Es inevitable, en un día como este, recordar la mañana del Sábado Santo en las Pascuas Juveniles. Tras una noche en la que en torno a Jesús crucificado adorábamos la cruz y cantábamos durante horas inmersos en el misterio de la Pasión y Muerte de Jesús, llegaba de nuevo el día. A primera hora caminábamos hacia un lugar que simbolizaba el sepulcro de Jesús y en esa oración, mientras cada uno enterraba en la tierra unos granos de trigo con el convencimiento de que de ellos brotaría la vida, cantábamos juntos: “Si el grano de trigo no muere en la tierra es imposible que nazca fruto. Aquel que da su vida para los demás tendrá siempre al Señor”.

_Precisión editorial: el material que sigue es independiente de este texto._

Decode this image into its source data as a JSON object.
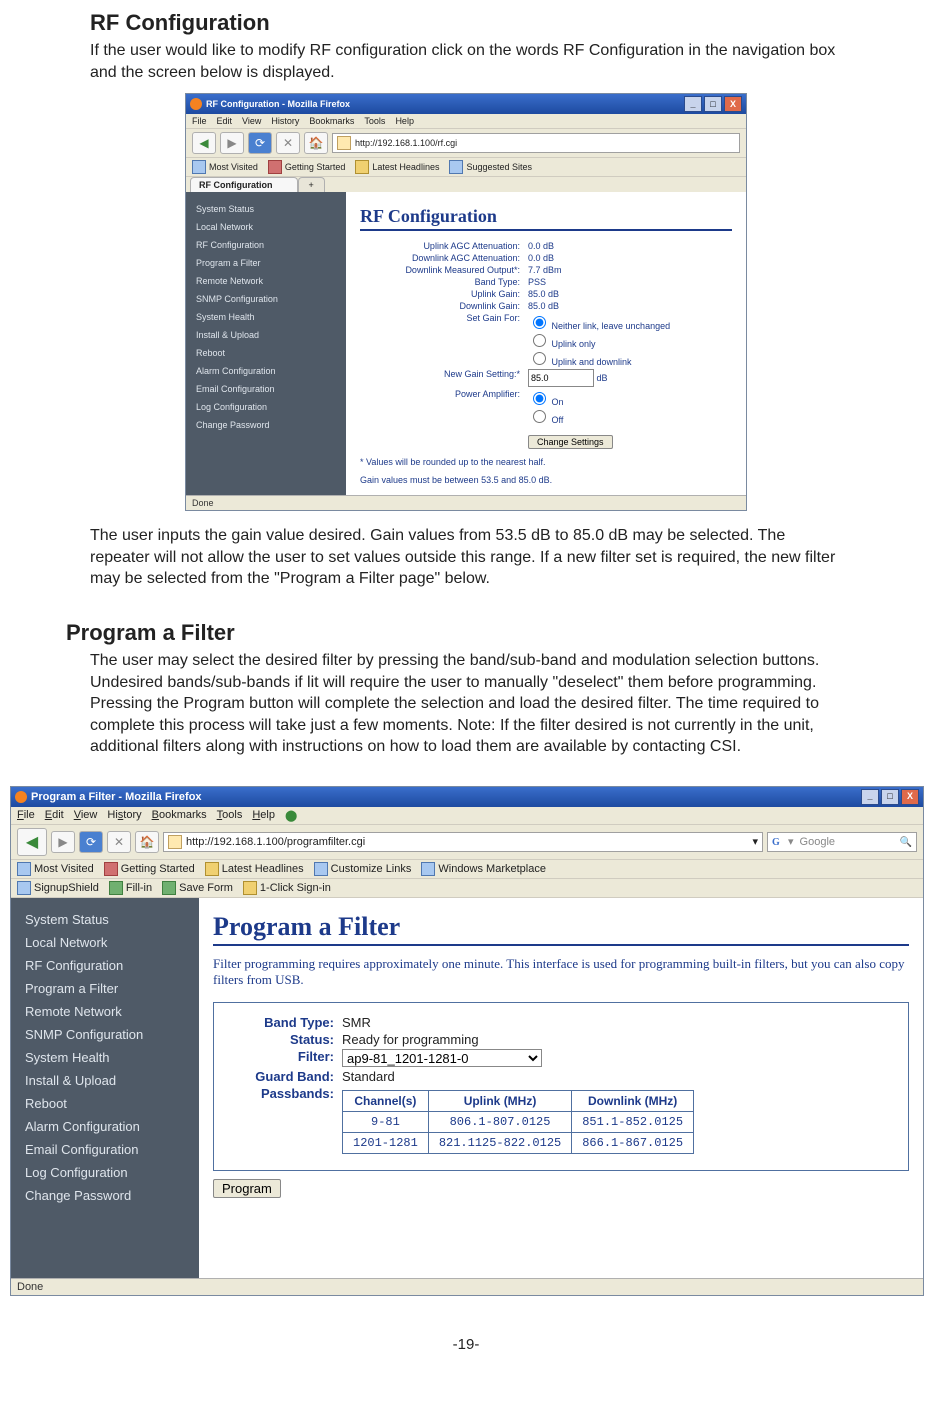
{
  "section1": {
    "heading": "RF Configuration",
    "intro": "If the user would like to modify RF configuration click on the words RF Configuration in the navigation box and the screen below is displayed.",
    "after": "The user inputs the gain value desired. Gain values from 53.5 dB to 85.0 dB may be selected. The repeater will not allow the user to set values outside this range. If a new filter set is required, the new filter may be selected from the \"Program a Filter page\" below."
  },
  "section2": {
    "heading": "Program a Filter",
    "intro": "The user may select the desired filter by pressing the band/sub-band and modulation selection buttons. Undesired bands/sub-bands if lit will require the user to manually \"deselect\" them before programming.   Pressing the Program button will complete the selection and load the desired filter. The time required to complete this process will take just a few moments.  Note: If the filter desired is not currently in the unit, additional filters along with instructions on how to load them are available by contacting CSI."
  },
  "page_number": "-19-",
  "nav_items": [
    "System Status",
    "Local Network",
    "RF Configuration",
    "Program a Filter",
    "Remote Network",
    "SNMP Configuration",
    "System Health",
    "Install & Upload",
    "Reboot",
    "Alarm Configuration",
    "Email Configuration",
    "Log Configuration",
    "Change Password"
  ],
  "screenshot1": {
    "title": "RF Configuration - Mozilla Firefox",
    "menubar": [
      "File",
      "Edit",
      "View",
      "History",
      "Bookmarks",
      "Tools",
      "Help"
    ],
    "url": "http://192.168.1.100/rf.cgi",
    "bookmarks": [
      "Most Visited",
      "Getting Started",
      "Latest Headlines",
      "Suggested Sites"
    ],
    "tab": "RF Configuration",
    "pane_title": "RF Configuration",
    "rows": {
      "uplink_agc_label": "Uplink AGC Attenuation:",
      "uplink_agc_val": "0.0 dB",
      "downlink_agc_label": "Downlink AGC Attenuation:",
      "downlink_agc_val": "0.0 dB",
      "dmo_label": "Downlink Measured Output*:",
      "dmo_val": "7.7 dBm",
      "band_type_label": "Band Type:",
      "band_type_val": "PSS",
      "uplink_gain_label": "Uplink Gain:",
      "uplink_gain_val": "85.0 dB",
      "downlink_gain_label": "Downlink Gain:",
      "downlink_gain_val": "85.0 dB",
      "set_gain_label": "Set Gain For:",
      "radio1": "Neither link, leave unchanged",
      "radio2": "Uplink only",
      "radio3": "Uplink and downlink",
      "new_gain_label": "New Gain Setting:*",
      "new_gain_val": "85.0",
      "new_gain_unit": "dB",
      "power_amp_label": "Power Amplifier:",
      "pa_on": "On",
      "pa_off": "Off",
      "button": "Change Settings",
      "foot1": "* Values will be rounded up to the nearest half.",
      "foot2": "Gain values must be between 53.5 and 85.0 dB."
    },
    "status": "Done"
  },
  "screenshot2": {
    "title": "Program a Filter - Mozilla Firefox",
    "menubar": [
      "File",
      "Edit",
      "View",
      "History",
      "Bookmarks",
      "Tools",
      "Help"
    ],
    "url": "http://192.168.1.100/programfilter.cgi",
    "search_placeholder": "Google",
    "bookmarks1": [
      "Most Visited",
      "Getting Started",
      "Latest Headlines",
      "Customize Links",
      "Windows Marketplace"
    ],
    "bookmarks2": [
      "SignupShield",
      "Fill-in",
      "Save Form",
      "1-Click Sign-in"
    ],
    "pane_title": "Program a Filter",
    "subtext": "Filter programming requires approximately one minute. This interface is used for programming built-in filters, but you can also copy filters from USB.",
    "box": {
      "band_type_label": "Band Type:",
      "band_type_val": "SMR",
      "status_label": "Status:",
      "status_val": "Ready for programming",
      "filter_label": "Filter:",
      "filter_val": "ap9-81_1201-1281-0",
      "guard_label": "Guard Band:",
      "guard_val": "Standard",
      "passbands_label": "Passbands:",
      "table_headers": [
        "Channel(s)",
        "Uplink (MHz)",
        "Downlink (MHz)"
      ],
      "table_rows": [
        [
          "9-81",
          "806.1-807.0125",
          "851.1-852.0125"
        ],
        [
          "1201-1281",
          "821.1125-822.0125",
          "866.1-867.0125"
        ]
      ]
    },
    "button": "Program",
    "status": "Done"
  }
}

El resto de la mañana estaba dedicado al silencio y al desierto personal. El Sábado Santo es un día que nos invita a profundizar, para contemplar, para creer en esperanza. Es el día de la ausencia, del silencio, del vacío. Eso sí, no es un día vacío en el que “no pasa nada”. Ni un duplicado del Viernes. La gran lección es ésta: Cristo está en el sepulcro, ha bajado al lugar de los muertos, a lo más profundo a donde puede bajar una persona. Y junto a Él, como su Madre María, está la Iglesia. Callada, como él. El Sábado está en el corazón mismo del Triduo Pascual. Entre la muerte del Viernes y la Resurrección del Domingo nos detenemos en el sepulcro. Un día puente, pero con personalidad. Son tres aspectos – no tanto momentos cronológicos – de un mismo y único misterio, el misterio de la Pascua de Jesús: muerto, sepultado, resucitado.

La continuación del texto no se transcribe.